Miss Peregrine’s Home for Peculiar Children by Ransom Riggs
This book came came out of nowhere. A fascinating cover: a young girl in the woods, slightly grimaced, and upon further inspection, you’ll observe she’s levitating.
The author, Ransom Riggs, grew up in small towns of Maryland and Florida. He equates having nothing to do being the key factor that helped him create stories about other worlds. He has a degree in film making and is currently working on his third book, which consists of photography with writing on it.
Peculiar Children tells the tale of a group of strange orphans, characters Riggs designed from photography archives. Riggs is quite impressive with the way he has pieced together images and plot about a fantastical world of magic children alongside history loops.
The story begins with Jacob Portman, a misfit teen with no friends, and parents who don’t understand him. His childhood was filled with stories from his grandfather, tales about the peculiar children who lived with “the bird” at an orphanage, where Jacob’s grandfather himself was taken after the Nazi attacks. But the monsters in this book aren’t the ones we know from our history lessons. After Jacob’s grandfather’s death, Jacob learns all too quickly that the monsters in grandpa’s stories are real after all, and perhaps Jacob has more in common with the peculiar children than he thinks.
The wonderful thing about this book is its characters. The black and white photos depicting the peculiar children are both entrancing and unnerving. Everything about these mysterious lost kids invites you in, though you remain uneasy. There is the boy with bees inside him. The girl with the backmouth. The child who can bring a heart to life in his hands, and place it in whom he wills. Beginning with their photos, Jacob comes to endear these children.
Another intriguing element to the novel is its use of multiple dialects/accents. The islanders have a different vernacular than the peculiars, and each character is given a distinct voice and persona. Often the interactions Jacob has with them is humorous and adventurous. I laughed several times at the bartender’s bellowing phone pick up “Piss hole!” And there’s the childish rapping of a boy named Worm.

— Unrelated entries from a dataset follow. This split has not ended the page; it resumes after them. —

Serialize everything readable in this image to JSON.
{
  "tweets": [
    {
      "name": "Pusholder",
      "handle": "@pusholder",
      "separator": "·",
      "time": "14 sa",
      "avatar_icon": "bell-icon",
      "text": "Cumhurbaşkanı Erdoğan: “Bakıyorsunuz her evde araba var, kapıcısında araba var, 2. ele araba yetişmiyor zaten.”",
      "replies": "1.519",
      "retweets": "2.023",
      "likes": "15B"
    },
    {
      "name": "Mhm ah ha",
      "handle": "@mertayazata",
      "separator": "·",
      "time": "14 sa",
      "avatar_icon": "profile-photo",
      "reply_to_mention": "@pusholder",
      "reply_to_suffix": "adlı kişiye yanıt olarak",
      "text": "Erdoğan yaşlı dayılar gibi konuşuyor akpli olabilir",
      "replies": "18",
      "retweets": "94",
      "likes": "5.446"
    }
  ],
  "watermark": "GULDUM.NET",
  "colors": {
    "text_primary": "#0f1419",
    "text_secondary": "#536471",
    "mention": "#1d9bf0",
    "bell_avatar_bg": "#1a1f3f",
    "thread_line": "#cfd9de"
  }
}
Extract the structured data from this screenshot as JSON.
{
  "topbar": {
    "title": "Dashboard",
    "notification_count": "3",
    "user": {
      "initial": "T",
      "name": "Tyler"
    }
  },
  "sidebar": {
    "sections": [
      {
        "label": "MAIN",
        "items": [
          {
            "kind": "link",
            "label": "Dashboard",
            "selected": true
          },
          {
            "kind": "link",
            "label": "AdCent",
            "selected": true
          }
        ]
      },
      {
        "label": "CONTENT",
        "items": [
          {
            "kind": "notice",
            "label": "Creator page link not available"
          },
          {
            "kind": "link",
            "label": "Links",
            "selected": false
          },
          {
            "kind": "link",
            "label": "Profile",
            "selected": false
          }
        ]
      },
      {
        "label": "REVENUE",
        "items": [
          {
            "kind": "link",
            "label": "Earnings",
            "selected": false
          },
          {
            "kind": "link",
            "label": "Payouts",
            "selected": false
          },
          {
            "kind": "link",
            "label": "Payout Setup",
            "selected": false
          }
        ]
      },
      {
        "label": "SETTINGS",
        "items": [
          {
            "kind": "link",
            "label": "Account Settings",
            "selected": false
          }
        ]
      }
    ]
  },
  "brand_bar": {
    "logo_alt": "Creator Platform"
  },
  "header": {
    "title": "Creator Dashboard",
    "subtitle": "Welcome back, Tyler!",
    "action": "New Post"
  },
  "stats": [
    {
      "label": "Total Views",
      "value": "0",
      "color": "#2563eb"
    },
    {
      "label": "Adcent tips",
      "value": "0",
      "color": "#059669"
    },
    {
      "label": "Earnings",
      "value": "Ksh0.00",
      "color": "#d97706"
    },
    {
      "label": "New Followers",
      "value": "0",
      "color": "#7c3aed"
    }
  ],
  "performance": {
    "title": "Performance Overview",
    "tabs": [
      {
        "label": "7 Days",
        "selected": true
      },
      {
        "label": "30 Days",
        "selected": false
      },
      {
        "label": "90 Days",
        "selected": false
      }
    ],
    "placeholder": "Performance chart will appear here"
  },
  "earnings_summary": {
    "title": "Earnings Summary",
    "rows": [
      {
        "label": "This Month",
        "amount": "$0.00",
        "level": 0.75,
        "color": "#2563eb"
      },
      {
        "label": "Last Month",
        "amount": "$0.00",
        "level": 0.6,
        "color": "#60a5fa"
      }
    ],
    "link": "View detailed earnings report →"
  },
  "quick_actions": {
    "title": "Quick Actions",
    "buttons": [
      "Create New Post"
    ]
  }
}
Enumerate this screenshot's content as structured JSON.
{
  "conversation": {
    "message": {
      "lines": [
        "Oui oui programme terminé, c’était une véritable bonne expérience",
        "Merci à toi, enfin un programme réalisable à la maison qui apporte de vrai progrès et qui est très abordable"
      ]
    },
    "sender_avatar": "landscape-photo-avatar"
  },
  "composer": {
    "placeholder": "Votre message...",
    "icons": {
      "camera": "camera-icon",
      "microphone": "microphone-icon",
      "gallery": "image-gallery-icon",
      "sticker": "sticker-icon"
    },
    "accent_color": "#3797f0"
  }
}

The story of Jacob and the people he meets along his journey is an odd one, but then what would a reader expect with a title like Miss Peregrine’s Home for Peculiar Children? The only slight downfall of the tale is the fact that the ending is a bit abrupt. I’m not sure it ended at all. Perhaps Riggs intends to write a sequel, but as the pages become more and more scarce, it’s evident not all the problems of the peculiar children are going to be solved before the last page. I both thoroughly enjoyed this book and am also unsure whether I’m invested enough to await a sequel that shows no signs of being written (at least from what I’ve gaged on the author’s site).
I think the idea of taking a photography collection and making it into a bizarre tale of both fantasy and mystery is awesome! I however, also wanted more. But don’t just take my word for it! Albert Berg recently reviewed Riggs’ book on his Bizarro Book Review post. Or you can always read it for yourself! I hope you do! It will keep you turning the page.
Have you read Peculiar Children? Have you ever loved and been upset by a book before? What was the book? What do you think of Riggs’ method of using photo archives to web together a strange tale?